|
|
|
|
|
by thuffy
5041 days ago
|
|
If a program's code (DNA) has bugs that cause the system to fail when running without expensive workarounds (medical intervention), would that not be called bugs in the code? Also called defects? Thus it is defective code that cannot run without expensive workarounds. Your understanding of what is eugenics is flawed. What I am talking about is not eugenics. Eugenics is artificial selection for attempted good. What is happening is artificial selection that results in degeneration, which is bad. That is called dysgenics. I am against that, and thus you can only call my argument anti-dysgenic. Anyways, it is your comment that is absurd, as demonstrated by the majority of it being an insult. Try to remain civil - it better facilitates enlightenment of all parties to the discussion. |
|
I don't believe that comparing humanity with computer code is particularly wise. However, to use your analogy - if there is a bug in the code you fix it, and you correct any problems that the bug causes. That would be the ideal of modern science, but we aren't there yet.
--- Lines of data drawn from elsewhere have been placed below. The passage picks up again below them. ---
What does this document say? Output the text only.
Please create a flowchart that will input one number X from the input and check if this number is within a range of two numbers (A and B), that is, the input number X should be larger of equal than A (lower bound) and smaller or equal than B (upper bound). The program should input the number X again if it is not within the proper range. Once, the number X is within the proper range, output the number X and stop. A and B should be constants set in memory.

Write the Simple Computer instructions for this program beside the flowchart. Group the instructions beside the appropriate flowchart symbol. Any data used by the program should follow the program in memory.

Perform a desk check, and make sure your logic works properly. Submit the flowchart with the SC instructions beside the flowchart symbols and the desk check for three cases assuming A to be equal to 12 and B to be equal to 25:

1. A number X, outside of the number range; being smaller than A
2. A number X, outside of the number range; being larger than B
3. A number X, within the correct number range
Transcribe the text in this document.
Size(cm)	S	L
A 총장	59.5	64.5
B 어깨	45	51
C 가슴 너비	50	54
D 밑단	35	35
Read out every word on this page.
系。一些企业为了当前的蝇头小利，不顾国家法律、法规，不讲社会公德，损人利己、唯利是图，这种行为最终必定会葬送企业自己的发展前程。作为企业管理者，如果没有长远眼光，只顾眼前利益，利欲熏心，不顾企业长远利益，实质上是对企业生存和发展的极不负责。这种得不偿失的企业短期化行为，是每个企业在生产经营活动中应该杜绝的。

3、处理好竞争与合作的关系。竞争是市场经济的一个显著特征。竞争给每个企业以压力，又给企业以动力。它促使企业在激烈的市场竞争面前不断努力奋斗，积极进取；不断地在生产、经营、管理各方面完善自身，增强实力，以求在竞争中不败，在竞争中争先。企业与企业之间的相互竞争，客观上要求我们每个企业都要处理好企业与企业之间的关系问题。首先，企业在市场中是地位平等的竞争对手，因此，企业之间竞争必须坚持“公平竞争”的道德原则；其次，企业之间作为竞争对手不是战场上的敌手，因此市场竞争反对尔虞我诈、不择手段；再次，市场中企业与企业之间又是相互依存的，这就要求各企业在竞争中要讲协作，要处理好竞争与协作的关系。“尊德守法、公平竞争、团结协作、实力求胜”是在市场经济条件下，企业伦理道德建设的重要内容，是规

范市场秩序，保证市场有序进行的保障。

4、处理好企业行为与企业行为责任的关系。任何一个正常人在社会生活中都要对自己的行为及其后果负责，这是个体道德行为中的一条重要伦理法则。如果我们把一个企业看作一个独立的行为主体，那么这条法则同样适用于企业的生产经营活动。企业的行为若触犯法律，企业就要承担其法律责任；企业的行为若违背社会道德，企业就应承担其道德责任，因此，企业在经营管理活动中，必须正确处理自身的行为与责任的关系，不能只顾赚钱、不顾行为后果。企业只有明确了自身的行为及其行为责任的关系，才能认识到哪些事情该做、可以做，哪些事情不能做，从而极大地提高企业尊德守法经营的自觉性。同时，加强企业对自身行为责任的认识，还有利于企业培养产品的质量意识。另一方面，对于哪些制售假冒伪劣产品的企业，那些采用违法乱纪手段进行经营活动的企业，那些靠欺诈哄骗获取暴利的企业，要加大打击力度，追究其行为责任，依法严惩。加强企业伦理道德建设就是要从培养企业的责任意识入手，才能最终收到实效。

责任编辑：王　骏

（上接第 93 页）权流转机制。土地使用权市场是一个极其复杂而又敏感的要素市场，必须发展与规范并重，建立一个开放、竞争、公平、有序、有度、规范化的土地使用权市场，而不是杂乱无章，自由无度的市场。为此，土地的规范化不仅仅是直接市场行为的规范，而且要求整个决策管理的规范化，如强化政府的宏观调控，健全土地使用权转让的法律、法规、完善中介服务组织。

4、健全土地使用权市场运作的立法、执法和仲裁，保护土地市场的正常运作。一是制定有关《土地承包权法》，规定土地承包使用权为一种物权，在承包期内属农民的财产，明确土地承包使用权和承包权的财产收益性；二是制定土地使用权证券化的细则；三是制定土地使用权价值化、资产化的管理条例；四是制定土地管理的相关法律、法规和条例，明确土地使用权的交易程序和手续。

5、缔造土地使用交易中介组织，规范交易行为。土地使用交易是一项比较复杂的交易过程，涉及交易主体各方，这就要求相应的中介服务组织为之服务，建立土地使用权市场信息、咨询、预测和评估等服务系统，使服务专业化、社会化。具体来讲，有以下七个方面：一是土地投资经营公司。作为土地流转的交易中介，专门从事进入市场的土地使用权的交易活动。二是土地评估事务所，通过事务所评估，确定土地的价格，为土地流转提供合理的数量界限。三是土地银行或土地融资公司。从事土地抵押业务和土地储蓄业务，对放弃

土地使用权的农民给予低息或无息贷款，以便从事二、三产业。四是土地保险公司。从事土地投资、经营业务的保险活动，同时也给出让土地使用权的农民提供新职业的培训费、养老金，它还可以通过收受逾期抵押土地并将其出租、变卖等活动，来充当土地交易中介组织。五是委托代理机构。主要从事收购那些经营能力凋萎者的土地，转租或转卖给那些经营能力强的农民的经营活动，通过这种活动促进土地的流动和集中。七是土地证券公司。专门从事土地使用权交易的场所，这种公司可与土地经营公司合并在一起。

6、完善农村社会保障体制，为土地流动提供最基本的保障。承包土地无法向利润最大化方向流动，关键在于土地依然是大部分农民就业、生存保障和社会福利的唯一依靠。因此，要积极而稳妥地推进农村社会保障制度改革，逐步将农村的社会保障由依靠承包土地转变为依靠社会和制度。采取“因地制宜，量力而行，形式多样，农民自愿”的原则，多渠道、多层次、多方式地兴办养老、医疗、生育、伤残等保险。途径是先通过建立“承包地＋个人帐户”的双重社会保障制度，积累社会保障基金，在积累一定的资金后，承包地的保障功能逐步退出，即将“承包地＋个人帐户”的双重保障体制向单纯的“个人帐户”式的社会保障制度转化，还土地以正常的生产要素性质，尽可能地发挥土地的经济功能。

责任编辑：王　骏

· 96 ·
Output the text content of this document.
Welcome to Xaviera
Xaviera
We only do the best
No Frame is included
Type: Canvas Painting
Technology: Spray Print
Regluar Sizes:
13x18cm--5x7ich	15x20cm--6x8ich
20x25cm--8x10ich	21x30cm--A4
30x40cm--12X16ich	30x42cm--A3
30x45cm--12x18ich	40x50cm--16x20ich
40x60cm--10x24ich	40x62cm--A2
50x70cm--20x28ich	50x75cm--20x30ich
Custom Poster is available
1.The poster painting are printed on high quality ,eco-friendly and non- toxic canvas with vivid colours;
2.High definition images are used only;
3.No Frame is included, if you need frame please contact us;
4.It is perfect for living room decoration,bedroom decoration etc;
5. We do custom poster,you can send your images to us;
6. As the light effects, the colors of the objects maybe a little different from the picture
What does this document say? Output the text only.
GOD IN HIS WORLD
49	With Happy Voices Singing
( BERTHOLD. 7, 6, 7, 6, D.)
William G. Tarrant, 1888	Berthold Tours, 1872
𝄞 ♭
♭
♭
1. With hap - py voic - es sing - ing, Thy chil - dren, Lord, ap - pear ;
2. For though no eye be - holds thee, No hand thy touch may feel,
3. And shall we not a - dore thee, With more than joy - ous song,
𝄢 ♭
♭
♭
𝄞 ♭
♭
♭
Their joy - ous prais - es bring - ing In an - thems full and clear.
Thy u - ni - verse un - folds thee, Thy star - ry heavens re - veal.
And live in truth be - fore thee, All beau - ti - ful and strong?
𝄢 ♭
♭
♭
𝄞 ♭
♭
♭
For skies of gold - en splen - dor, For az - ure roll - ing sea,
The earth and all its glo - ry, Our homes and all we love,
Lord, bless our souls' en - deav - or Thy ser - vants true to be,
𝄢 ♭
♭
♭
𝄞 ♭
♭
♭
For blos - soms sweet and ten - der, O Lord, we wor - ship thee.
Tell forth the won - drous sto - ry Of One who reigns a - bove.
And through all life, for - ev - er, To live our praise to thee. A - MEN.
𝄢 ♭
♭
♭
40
To be able to implement your ideas of genetic purity (which is basically your argument!) we would need to either a. Stop those with genetic "defects" from breeding, or b. withdraw treatment from them and hope they die before they have offspring, or c. end the life of those people to take away strain from the medical system and prevent them from reproducing. Regardless, to know this there would need to be mandatory mass screening of the population to make these determinations. Go work out the moral objections and monetary costs that would result from THAT, if you will!
Furthermore, your original argument is that those with congenital defects cause excessive strain on health systems. Yet where do you get your figures from? I would be very interested.
Yet there is more that you haven't considered. Using your own argument - which I find to be so terribly wrong - you haven't considered that not assisting those with a genetic defect may remove positive genetic attributes from the gene pool. Now you have the problem of judging whether one aspect of their genetics should cause them to propagate their genes. But if you do let that propagate, then you are exhibiting anti-dysgenics, which you abhore.
What makes your argument particularly specious is that you never consider the intrinsic worth of the person receiving the treatment. On top of this, you think that it is moral to refuse treatment for those suffering from illnesses because they are defective. And yet they are not defective, they have a particular defect that is causing them medical problems.
In short, I consider your ideas cruel, inequitable, poorly reasoned and ill-considered. That's not an insult: it's a reasoned opinion.